Bases: torch.nn.modules.module.Module

Self-attention layer with rotary positional embeddings.

This layer performs self-attention within a sequence, with rotary positional embeddings applied to the queries and keys (and optionally values). It first normalizes the input, projects it to query/key/value space, applies rotary embeddings and attention, then projects back to the original dimension.

The layer provides two forward methods:

forward(): This is the default, and is used for sequences in a batch that are of the same length, or are padded to the same length. When padding is used, attention masks need to be provided.
forward_varlen(): Uses sequence lengths instead of masks for sequences that are chained together in a single batch dimension. This can be more memory efficient since it avoids padding, but requires the sequences to be concatenated rather than stacked.

Parameters:

dim (int) – Dimension of input embeddings
heads (int) – Number of attention heads
dim_head (int) – Dimension of each attention head
dropout (float) – Dropout probability
rotate_value (bool) – Whether to apply rotary embeddings to values as well as queries/keys
use_xformers (bool) – Whether to use xformers for attention.
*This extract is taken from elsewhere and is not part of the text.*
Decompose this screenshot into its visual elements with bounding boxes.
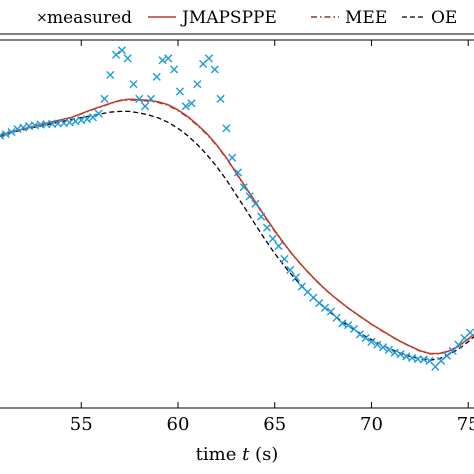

Defaults to True.

forward(x, rotary_time_emb, x_mask=None)[source]#

Forward pass for fixed-length sequences.

Shape:

x: (B, N, D)
rotary_time_emb: (B, N, D_h)
x_mask: (B, N, N)
Output: (B, N, D)

where B is batch size, N is sequence length, D is input dimension, and D_h is head dimension.

forward_varlen(x, rotary_time_emb, x_seqlen)[source]#

Forward pass for variable-length sequences.

Shape:

x: (N_total, D)
rotary_time_emb: (N_total, D_h)
x_seqlen: (B,)
Output: (N_total, D)

where N_total is the total sequence length across the batch, B is batch size, D is input dimension, and D_h is head dimension.